A medida surge com o intuito de aumentar o controle sob os fundos complementares dos servidores, em meio a um cenário de passagem a limpo do Estado. A informação de criação da agência foi divulgada durante entrevista do ministro ao Globo News, na última quarta-feira (17). Na entrevista, Paulo Guedes afirmou
“Vamos criar uma superintendência de controle. Vamos fazer uma agência forte que vai rever a governança desses fundos. O que não pode é o aparelhamento de hoje.”
A Assessoria de Imprensa do Ministério da Economia não deu mais informações sobre o possível novo órgão. Contudo, o ministro chegou a indicar, durante a entrevista, que tem uma candidata preferida para seu comando: Solange Vieira, atual superintendente da Superintendência de Seguros Privados (Susep) e ex-diretora da Agência Nacional de Aviação Civil (Anac).

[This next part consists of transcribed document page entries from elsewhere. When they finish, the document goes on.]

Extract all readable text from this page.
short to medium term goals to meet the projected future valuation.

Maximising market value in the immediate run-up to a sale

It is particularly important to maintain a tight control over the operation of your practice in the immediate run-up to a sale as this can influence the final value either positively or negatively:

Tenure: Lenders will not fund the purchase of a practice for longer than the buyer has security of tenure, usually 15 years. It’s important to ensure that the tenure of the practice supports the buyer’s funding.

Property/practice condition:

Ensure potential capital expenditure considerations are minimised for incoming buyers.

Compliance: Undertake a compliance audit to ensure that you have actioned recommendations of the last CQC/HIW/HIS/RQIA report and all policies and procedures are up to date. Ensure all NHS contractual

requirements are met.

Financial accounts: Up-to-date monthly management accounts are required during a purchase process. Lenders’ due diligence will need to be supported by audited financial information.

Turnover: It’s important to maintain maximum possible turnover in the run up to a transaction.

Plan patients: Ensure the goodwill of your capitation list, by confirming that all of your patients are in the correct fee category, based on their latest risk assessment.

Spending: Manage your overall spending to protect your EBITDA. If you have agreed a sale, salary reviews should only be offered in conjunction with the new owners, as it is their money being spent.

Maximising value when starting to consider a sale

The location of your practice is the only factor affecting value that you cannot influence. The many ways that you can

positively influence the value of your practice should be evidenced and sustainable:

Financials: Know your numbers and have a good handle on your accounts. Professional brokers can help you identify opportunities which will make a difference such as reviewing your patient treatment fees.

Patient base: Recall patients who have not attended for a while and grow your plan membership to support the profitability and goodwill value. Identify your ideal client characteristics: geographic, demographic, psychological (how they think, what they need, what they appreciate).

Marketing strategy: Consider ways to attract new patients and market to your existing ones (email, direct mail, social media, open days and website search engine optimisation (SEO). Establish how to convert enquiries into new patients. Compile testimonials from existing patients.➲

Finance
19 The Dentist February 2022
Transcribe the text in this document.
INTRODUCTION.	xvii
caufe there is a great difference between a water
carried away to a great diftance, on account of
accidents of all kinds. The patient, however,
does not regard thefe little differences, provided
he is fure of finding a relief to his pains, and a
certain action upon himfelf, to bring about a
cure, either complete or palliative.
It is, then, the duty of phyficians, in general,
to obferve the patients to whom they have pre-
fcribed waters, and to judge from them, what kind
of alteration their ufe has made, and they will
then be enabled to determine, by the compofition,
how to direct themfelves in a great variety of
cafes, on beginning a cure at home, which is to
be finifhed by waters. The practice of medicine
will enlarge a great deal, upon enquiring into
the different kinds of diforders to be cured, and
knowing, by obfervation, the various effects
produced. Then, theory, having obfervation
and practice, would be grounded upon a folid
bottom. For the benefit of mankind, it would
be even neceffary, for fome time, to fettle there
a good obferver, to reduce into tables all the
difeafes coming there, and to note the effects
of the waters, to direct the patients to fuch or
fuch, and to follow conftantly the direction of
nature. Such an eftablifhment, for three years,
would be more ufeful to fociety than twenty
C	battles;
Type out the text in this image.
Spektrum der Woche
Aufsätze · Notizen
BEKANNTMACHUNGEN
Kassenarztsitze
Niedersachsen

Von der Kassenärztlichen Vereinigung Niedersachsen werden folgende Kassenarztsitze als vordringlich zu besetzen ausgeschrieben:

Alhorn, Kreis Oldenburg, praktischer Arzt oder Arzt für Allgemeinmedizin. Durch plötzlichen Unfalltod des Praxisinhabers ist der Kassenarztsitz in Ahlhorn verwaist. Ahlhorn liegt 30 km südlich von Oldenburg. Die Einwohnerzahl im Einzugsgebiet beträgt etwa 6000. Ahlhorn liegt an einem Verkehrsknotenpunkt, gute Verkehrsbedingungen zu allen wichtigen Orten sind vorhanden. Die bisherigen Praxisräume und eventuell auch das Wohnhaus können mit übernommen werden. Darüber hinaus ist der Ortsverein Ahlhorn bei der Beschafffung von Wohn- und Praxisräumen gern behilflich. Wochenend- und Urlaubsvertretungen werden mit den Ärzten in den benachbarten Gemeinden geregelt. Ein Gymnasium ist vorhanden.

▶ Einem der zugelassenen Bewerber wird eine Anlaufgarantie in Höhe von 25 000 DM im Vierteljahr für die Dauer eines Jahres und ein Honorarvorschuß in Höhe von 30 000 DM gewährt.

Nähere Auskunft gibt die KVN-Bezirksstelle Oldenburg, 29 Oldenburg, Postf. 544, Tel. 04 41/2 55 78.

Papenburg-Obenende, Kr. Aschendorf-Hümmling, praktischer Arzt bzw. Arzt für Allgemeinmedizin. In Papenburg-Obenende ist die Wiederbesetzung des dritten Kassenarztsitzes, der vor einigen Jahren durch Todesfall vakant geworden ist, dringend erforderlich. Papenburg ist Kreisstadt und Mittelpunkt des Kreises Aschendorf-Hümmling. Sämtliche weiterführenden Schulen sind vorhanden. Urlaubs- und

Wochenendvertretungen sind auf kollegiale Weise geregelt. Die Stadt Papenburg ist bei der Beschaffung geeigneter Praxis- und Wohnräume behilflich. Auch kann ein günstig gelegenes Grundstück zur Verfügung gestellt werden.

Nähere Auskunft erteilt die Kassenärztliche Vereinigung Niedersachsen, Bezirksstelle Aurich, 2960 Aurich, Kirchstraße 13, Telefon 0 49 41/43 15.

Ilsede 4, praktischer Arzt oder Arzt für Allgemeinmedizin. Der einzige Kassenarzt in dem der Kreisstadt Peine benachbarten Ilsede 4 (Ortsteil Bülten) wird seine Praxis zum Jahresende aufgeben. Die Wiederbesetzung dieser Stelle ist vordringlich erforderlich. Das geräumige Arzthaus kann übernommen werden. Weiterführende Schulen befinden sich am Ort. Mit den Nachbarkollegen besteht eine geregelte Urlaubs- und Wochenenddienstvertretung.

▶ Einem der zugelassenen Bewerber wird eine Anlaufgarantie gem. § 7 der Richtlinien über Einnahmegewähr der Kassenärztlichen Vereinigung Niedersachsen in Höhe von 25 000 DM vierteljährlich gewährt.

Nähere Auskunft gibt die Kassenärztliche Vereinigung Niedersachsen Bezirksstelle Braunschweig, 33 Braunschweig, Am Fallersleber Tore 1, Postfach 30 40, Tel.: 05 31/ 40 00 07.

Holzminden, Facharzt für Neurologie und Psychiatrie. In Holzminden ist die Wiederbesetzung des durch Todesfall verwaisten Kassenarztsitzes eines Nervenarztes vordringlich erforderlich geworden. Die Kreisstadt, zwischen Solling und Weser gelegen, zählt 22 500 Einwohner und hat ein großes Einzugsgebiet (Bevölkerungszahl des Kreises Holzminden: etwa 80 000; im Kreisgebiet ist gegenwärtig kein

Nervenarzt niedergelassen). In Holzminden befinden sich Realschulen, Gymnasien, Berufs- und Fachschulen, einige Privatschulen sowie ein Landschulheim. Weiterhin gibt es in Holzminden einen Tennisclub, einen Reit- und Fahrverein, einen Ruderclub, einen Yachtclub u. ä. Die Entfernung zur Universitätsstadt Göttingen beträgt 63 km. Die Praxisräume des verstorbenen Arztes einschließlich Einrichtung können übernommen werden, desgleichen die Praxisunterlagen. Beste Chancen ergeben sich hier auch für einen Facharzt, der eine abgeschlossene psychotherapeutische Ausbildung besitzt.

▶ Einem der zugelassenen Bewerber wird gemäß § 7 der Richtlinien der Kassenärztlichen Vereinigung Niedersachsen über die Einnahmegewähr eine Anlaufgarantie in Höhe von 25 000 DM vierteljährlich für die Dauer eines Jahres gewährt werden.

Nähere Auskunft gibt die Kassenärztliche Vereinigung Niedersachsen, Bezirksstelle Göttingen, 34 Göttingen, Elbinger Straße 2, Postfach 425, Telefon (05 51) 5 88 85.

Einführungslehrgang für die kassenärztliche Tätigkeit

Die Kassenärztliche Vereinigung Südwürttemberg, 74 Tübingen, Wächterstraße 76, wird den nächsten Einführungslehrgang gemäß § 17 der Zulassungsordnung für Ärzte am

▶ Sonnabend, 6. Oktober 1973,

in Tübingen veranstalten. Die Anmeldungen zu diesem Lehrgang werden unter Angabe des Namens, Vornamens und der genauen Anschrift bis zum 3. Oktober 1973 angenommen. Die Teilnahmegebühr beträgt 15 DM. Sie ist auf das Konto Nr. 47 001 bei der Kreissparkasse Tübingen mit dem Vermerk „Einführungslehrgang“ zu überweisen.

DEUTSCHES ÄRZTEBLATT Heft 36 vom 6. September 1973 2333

Novo órgão entraria no lugar da PrevicA função de fiscalizar os fundos de pensão de servidores públicos já tem órgão designado atualmente: trata-se Previc- Superintendência Nacional de Previdência Complementar, uma autarquia com autonomia administrativa e financeira vinculada ao Ministério da Fazenda (atual Ministério da Economia).
Contudo, segundo o ministro Paulo Guedes, a Previc “falhou miseravelmente” em sua função, no que ele apontou como “destruição de recursos” de alguns fundos administrados pelo Estado. Nos últimos anos, o Ministério Público e a Justiça Federal apontaram irregularidades em vários fundos de pensão de empresas estatais.
Uma vez criado o novo órgão, o governo terá de preencher seu quadro de funcionários. O mais provável é que busque mais de uma forma de fazê-lo, reaproveitando servidores de outros órgãos em um primeiro momento, mas abrindo seleções numa segunda etapa, como modo de criar uma cultura institucional própria (importante em um órgão de controle).